Dinah, while you live with a perfect family, I don’t have one to call mine. While you had an eventful childhood with your girlfriends, I saw my mother die. While you played with your barbies and went to theme parks, I wiped the blood off my lips after getting beaten by bullies every day. While you get to fall in love and not fall in love, I am repelled by everybody I know. While you were thinking of succeeding in what lies ahead in the future, I tried to kill myself.  While you save money to go to college, you invest towards becoming more like these power-hungry dictatorial men. This is a flawed world.
I’m sorry for what comes next. Just know that this is not your fault. I need to do this. This callow world needs deliverance. Deliverance from me…

Before she finished reading the last sentence, Asher completed the incision on her thigh this time severing the femoral. As Dinah began to choke, her eyes filled up with tears as she writhed inside the bathtub, while still clutching Asher’s letter firmly in her hands. In a few moments, she had become a ghoulish mannequin. Her eyes were open, lips were flaccid and as she lay in a malodorous puddle of her own blood, she took her last breath.
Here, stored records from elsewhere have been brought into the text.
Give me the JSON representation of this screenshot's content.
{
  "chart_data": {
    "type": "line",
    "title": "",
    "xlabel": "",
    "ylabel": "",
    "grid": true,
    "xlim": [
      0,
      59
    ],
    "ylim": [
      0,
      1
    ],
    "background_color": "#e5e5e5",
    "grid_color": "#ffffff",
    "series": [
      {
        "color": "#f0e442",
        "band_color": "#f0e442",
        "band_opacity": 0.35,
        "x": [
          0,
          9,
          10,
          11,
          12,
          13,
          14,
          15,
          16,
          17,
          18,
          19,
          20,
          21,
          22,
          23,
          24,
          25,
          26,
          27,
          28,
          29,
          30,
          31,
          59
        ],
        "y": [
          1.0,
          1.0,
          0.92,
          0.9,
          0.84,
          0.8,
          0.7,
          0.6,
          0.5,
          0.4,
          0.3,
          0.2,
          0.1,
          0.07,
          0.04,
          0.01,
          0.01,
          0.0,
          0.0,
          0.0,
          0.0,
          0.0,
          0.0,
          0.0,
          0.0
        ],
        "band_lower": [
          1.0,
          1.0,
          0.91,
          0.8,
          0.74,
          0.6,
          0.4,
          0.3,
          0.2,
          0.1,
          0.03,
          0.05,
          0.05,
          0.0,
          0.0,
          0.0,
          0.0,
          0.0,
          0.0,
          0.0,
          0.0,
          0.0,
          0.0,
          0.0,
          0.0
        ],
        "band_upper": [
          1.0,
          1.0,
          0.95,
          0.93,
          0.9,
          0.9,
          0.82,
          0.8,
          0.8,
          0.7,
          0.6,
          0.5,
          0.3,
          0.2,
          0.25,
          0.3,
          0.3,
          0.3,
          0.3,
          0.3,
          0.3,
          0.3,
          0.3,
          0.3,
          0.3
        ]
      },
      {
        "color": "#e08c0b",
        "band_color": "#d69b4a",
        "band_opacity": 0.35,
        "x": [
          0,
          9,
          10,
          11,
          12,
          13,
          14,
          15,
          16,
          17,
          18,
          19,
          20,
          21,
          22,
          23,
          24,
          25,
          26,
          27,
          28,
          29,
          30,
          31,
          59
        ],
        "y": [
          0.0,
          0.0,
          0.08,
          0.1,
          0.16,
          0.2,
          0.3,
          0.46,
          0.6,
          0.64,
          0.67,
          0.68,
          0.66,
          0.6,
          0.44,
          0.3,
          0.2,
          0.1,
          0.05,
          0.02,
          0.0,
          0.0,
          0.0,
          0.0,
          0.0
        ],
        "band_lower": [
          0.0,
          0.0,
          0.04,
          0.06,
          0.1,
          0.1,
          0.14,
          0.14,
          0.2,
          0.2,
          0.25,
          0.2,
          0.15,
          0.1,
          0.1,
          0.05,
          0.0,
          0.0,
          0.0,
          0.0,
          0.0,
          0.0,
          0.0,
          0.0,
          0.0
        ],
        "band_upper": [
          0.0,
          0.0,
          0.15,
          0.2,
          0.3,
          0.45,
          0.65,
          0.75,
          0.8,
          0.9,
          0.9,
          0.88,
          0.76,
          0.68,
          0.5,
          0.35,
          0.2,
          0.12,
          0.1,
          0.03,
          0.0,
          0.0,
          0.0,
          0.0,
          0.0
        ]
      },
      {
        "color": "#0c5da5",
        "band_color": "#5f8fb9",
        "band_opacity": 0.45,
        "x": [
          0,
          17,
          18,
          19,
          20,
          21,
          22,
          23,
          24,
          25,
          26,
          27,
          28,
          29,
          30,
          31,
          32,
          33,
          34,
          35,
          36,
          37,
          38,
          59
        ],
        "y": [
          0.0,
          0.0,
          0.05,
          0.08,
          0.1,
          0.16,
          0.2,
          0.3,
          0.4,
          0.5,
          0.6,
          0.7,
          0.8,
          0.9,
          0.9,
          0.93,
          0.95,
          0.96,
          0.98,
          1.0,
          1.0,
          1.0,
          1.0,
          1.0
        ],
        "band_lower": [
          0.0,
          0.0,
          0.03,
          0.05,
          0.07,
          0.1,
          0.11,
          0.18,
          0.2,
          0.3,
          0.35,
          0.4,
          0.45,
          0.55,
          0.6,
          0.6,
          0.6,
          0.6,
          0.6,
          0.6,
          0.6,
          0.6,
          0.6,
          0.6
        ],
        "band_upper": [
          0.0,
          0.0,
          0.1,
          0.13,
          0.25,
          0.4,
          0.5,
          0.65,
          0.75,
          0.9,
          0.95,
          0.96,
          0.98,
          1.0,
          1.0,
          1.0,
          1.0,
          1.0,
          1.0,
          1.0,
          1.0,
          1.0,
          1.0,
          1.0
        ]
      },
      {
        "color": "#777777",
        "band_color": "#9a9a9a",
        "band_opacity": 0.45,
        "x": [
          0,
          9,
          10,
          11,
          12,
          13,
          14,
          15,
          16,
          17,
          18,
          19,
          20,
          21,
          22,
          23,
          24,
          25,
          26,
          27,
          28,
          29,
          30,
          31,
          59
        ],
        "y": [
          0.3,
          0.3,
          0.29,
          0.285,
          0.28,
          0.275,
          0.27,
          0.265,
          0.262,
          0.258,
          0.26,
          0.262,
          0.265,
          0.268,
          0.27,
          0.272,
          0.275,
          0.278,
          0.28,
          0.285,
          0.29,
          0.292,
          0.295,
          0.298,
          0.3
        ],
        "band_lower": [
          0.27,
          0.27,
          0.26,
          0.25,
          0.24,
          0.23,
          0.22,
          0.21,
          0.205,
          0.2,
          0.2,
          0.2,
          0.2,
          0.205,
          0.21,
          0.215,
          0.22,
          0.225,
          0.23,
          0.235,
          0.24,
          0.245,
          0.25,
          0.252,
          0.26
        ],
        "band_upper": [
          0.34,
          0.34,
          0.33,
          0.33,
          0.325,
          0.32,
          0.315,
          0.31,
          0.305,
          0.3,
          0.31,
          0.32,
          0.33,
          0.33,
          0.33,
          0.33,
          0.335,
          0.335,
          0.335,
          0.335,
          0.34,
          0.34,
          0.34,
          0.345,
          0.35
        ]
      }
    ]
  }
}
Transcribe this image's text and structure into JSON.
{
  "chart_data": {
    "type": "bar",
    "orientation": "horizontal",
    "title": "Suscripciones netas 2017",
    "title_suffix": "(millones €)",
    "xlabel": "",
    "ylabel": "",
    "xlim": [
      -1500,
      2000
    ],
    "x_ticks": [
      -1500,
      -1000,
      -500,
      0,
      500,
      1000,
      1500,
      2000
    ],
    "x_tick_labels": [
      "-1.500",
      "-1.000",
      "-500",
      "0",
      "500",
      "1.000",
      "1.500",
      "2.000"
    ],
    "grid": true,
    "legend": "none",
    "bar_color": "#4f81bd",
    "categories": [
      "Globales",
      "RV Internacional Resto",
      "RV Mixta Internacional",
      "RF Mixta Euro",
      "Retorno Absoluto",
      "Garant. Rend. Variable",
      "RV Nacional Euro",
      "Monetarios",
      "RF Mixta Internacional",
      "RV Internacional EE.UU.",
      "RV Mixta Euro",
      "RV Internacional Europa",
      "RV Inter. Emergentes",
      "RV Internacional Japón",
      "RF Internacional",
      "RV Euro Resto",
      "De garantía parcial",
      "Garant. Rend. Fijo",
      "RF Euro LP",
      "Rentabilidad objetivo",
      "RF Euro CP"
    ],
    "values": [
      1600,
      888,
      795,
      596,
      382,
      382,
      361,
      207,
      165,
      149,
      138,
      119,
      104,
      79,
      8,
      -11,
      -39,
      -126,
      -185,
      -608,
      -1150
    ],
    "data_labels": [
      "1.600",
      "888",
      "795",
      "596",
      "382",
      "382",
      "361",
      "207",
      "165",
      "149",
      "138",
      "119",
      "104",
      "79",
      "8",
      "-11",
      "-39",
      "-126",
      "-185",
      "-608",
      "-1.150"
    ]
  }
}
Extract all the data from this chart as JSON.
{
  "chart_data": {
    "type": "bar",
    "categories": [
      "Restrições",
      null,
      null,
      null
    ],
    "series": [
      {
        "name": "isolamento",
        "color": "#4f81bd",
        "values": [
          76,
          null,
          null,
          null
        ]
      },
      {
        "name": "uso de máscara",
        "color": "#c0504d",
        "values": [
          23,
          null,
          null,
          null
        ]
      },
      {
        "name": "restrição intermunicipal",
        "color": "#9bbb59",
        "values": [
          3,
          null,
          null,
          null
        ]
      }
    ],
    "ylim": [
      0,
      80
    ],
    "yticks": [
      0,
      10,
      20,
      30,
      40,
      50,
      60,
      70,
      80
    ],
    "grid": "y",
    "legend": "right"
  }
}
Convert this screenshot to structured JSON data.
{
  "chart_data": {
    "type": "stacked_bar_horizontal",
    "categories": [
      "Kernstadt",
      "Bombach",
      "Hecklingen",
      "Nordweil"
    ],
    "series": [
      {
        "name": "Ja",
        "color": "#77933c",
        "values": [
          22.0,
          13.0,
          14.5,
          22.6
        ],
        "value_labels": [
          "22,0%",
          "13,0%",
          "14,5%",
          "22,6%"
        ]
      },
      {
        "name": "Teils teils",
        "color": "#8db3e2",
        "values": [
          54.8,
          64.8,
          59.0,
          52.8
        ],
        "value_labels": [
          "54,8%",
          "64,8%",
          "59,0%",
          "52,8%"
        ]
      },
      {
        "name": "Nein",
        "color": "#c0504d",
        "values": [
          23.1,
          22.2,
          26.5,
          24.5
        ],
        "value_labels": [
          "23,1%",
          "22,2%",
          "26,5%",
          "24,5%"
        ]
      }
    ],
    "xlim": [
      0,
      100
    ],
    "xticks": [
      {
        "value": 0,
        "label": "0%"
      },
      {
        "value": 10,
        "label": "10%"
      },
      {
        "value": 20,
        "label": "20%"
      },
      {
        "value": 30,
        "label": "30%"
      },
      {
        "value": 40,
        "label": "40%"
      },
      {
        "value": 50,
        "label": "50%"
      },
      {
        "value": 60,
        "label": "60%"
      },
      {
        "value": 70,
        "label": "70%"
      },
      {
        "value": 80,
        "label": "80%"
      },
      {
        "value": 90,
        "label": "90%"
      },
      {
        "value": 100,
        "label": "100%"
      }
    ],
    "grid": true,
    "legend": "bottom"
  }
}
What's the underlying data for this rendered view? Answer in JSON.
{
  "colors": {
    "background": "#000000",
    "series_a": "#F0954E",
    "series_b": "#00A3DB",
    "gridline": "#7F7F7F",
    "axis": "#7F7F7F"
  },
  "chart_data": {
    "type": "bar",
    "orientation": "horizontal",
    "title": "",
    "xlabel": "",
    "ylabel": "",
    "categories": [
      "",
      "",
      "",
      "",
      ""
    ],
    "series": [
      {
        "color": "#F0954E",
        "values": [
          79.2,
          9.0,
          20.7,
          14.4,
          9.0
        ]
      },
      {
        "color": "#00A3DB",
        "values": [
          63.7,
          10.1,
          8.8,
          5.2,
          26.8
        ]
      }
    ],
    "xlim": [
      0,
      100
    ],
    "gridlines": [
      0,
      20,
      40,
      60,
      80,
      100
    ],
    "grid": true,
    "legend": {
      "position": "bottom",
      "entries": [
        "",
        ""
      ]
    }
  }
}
Asher had breached the system exactly as he had envisioned. He took Dinah’s life for feeding on his excessive pride, and that was not her family’s price to pay. But they did. Dinah’s body was never found. The police closed the case after some years and the mystery remained unsolved. Asher moved on with his life, continued his practice and lived a successful life as a surgeon in the same city he once loathed. He started a family, had a daughter just like Dinah. A narcissistic self-seeking man blended in, never once breaking the law, knowing that he had a grave secret. A secret that he had a great amount of pride keeping. A secret that he had once spurned the order of human existence, without anyone knowing.